Role of Akap12 in the Muscle Morphogenesis and Locomotion in Zebrafish

Abstract

Role of Akap12 in the Muscle Morphogenesis and Locomotion in Zebrafish

Hyun Ho Kim Division of Pharmaceutical Bioscience College of Pharmacy The Graduate School Seoul National University

Swimming behavior in fish is driven by coordinated contractions of muscle fibers. As in other vertebrates, zebrafish skeletal muscle cells can be classified as slow or fast fibers on the basis of their physiological functions. In zebrafish, slow muscle cell migration is crucial for the formation of the muscle network

slow myoblasts, which arise from medial adaxial cells, migrate radially to the lateral surface of the trunk and tail during embryogenesis.
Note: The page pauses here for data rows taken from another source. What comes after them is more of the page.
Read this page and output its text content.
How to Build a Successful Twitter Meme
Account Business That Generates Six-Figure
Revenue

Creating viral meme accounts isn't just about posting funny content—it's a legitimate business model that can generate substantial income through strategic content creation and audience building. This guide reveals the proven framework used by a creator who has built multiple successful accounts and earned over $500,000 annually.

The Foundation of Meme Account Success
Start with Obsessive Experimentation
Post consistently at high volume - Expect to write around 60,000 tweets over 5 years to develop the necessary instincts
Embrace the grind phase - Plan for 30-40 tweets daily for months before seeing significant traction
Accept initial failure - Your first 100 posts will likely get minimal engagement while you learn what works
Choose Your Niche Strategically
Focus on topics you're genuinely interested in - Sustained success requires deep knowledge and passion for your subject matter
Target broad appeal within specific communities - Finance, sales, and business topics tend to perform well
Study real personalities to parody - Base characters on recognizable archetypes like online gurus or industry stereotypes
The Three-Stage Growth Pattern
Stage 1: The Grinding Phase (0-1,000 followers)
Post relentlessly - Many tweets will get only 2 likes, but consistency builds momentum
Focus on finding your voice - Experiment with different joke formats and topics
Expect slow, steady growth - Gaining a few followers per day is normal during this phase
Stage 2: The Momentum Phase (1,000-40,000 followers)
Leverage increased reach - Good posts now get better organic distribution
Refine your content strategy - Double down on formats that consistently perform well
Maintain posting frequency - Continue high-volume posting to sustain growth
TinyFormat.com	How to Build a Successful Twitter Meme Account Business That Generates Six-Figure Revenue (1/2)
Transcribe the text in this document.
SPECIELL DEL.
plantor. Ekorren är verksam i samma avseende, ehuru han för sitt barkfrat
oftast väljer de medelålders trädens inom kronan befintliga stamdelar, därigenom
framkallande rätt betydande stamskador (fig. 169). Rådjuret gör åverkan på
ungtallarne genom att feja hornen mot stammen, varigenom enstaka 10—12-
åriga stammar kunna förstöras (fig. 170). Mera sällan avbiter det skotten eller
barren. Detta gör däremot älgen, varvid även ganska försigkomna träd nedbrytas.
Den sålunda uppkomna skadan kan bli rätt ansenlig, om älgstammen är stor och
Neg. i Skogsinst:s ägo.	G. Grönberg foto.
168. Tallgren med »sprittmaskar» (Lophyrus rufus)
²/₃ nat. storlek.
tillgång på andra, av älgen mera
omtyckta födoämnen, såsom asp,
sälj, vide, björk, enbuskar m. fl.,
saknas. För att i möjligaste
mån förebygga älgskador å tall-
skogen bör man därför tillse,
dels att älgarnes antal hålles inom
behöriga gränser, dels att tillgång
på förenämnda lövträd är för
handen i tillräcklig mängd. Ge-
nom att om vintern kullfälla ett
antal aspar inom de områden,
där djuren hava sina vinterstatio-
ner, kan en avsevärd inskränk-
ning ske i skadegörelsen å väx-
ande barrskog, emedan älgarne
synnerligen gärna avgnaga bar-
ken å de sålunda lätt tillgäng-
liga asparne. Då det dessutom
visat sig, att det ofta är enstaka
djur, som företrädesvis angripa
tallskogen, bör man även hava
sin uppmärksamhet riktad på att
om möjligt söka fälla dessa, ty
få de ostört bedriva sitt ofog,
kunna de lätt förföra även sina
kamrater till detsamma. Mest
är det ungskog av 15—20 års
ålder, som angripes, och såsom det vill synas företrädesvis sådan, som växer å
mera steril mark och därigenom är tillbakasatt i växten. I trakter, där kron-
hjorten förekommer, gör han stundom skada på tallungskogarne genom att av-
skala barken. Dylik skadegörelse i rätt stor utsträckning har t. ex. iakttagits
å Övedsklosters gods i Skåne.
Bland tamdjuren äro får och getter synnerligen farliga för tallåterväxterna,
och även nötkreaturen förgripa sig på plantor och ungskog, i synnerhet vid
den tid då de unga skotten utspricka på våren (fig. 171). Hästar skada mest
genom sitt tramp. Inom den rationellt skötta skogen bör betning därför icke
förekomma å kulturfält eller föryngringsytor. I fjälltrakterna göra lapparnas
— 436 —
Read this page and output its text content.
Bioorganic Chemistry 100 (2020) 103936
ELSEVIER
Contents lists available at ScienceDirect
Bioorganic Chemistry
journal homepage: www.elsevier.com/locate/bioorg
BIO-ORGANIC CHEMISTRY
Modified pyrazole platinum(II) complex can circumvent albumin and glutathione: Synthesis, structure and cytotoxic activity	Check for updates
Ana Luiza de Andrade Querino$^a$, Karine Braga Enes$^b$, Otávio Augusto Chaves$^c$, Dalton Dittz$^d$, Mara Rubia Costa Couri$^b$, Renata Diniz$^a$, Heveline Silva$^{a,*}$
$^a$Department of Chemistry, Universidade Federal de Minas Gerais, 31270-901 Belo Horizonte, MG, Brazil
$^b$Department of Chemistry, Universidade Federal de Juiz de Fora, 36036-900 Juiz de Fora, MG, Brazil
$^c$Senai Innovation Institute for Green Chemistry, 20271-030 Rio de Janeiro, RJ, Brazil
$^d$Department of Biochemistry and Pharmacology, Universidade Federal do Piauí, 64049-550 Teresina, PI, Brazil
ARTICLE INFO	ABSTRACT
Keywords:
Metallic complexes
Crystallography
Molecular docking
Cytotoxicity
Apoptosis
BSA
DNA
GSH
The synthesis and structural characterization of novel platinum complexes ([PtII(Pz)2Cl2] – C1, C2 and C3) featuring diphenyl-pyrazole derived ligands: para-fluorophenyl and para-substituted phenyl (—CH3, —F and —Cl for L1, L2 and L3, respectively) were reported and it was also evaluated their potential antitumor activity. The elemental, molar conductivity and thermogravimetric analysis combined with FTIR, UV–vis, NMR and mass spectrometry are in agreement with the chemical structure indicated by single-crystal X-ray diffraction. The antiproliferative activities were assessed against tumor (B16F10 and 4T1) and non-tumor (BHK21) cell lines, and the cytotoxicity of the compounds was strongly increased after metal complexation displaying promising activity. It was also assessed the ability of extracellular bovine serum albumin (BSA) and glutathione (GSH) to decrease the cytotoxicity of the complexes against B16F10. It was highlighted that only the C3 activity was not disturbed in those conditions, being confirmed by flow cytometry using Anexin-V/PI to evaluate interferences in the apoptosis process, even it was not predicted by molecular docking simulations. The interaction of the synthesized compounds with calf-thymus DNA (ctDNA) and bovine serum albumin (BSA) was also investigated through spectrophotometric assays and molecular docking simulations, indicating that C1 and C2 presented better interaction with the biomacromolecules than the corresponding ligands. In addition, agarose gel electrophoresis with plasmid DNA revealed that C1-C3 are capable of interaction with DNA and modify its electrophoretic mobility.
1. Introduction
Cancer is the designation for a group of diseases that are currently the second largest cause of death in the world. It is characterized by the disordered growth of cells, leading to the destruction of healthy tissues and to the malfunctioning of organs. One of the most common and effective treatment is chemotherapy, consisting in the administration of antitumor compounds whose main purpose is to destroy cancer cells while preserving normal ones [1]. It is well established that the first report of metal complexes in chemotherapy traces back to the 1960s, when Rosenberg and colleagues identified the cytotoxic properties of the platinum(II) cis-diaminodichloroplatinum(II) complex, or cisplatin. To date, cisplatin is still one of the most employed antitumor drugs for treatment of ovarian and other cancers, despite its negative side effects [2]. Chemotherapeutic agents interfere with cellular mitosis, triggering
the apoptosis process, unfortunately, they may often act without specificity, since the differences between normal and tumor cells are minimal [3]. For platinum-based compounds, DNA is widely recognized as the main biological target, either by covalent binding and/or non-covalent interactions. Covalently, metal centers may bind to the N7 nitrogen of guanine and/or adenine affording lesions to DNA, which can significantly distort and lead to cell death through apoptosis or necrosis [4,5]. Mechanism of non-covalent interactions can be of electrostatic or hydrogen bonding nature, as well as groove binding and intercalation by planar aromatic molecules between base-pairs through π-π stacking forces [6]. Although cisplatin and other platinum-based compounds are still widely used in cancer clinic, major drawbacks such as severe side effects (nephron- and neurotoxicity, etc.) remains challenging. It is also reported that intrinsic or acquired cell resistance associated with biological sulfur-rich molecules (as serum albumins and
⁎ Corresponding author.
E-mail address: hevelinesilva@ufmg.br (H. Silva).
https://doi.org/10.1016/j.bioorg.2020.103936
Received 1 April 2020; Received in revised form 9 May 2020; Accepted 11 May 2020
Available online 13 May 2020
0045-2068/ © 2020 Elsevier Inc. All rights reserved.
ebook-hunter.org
At the level of the horizontal myoseptum, adaxial cells at the medial surface do not migrate but rather remain associated with the notochord

these cells are termed muscle pioneers. Fast muscle cells are generated by the elongation and fusion of initially rounded lateral presomitic mesoderm cells after their slow muscle migration. These dramatic morphogenic changes during somitogenesis are critical for normal muscle contractility and function. Although the molecular mechanisms that specify myogenic fate have been extensively studied, relatively little is known about how the normal morphogenic movements of myoblasts lead to early locomotor behaviors. This study found that the zebrafish A-kinase anchoring protein (akap)12 isoforms akap12α and akap12β are required for muscle morphogenesis and locomotor activity. Embryos deficient in akap12 exhibited reduced spontaneous coiling, touch response, and free swimming. Akap12-depleted slow but not fast muscle cells were misaligned, suggesting that the behavioral abnormalities resulted from specific defects in slow muscle patterning

indeed, slow muscle cells and muscle pioneers in these embryos showed abnormal migration in a cell-autonomous manner. Taken together, these results suggest that akap12 plays a critical role in the development of zebrafish locomotion by regulating the normal morphogenesis of muscles.